2) Replacement cost occurs when an item within the home is counted as a loss. If an insured has replacement cost coverage, their lost item will be valued at its original worth and the payout for it will correspond with that valuation. However, it is usually included in homeowners policies as a clause and is not automatically awarded. Forbes magazine online uses an example of a home computer: “If your four-year-old computer is lost in a fire, replacement cost coverage would allow you to purchase a new one with similar features,” reported Forbes. “If [replacement cost coverage is] not included, losses will be valued at what they were worth in their condition before the calamity. The four-year-old computer might be valued at $250 – not enough to purchase a new one.”

3) Flood coverage is one of the most highly utilized types of insurance because flooding and water damage is a common issue for both the home and the damage to (or loss of) items within the home. Unfortunately, most homeowners policies don’t include any type of flood coverage at all. It is usually marketed as a separate flood policy, just like most natural disasters–although flood coverage is not only meant for literal monsoon-caused floods (think burst pipes and broken washing machines). It’s important to make insureds aware of the fact that flood insurance is sold solo and not as part of the average agency’s homeowners policy.

4) Termites are commonly considered one of the worst pest problems a home can have and they are an issue that is present all over the United States. Despite this, there is no widely covered policy for termite damage or the damage of other similar pests. In fact, although damage from these insects can destroy the structure of a house and costs thousands of dollars to repair, the best way to insure that this doesn’t happen to a home is to have it regularly checked by pest control professionals. Insureds must realize that termite and pest damage is one disaster that is almost never covered by insurance.

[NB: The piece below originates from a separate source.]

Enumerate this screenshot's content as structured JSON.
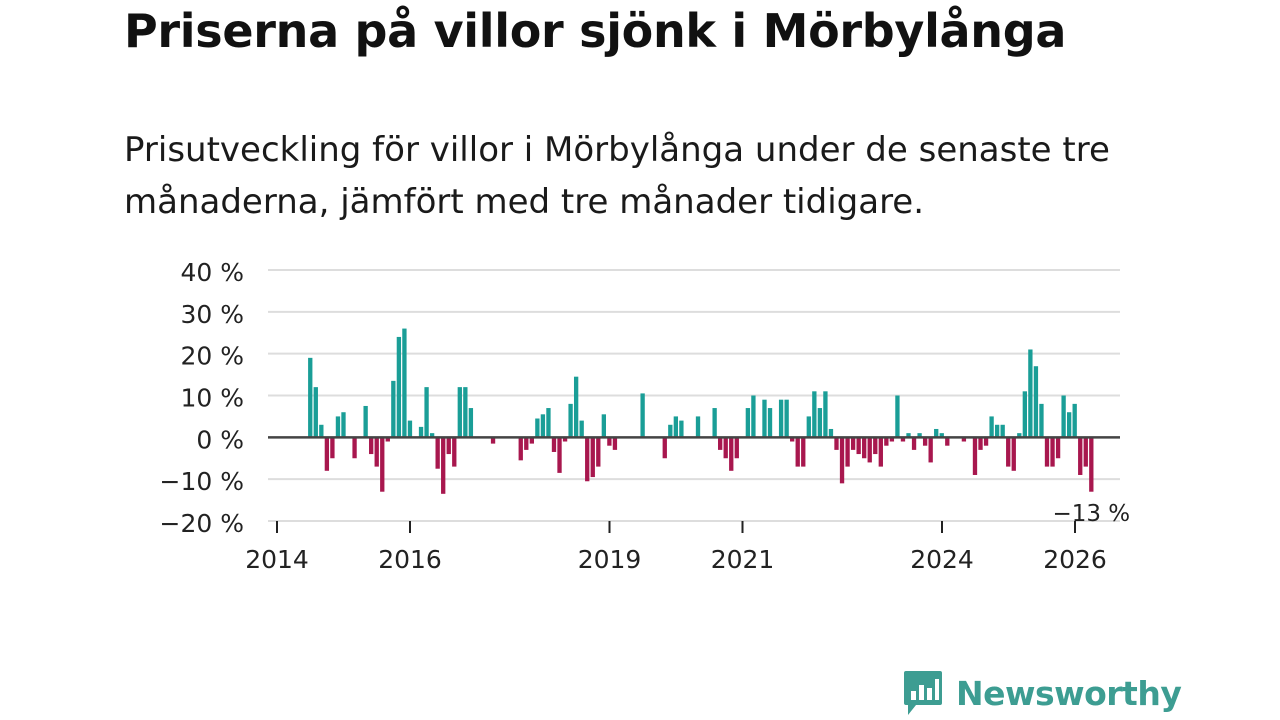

5) Valuation of loss is determined by adjusters who venture to affected homes, evaluate what’s damaged or lost, and then submit content items for valuation based on their inventoried descriptions. What homeowners might not realize is that this monetary valuation is not necessarily written in stone – if they know to keep receipts and photos of their purchased belongings, they may be able to rightfully negotiate their valuation to the most accurate number thanks to their support documents.

By understanding the common mistakes or assumptions homeowners often make regarding their insurance plan, you can have a leg up when trying to straighten out any confusion that has your homeowners stumbling around their policy.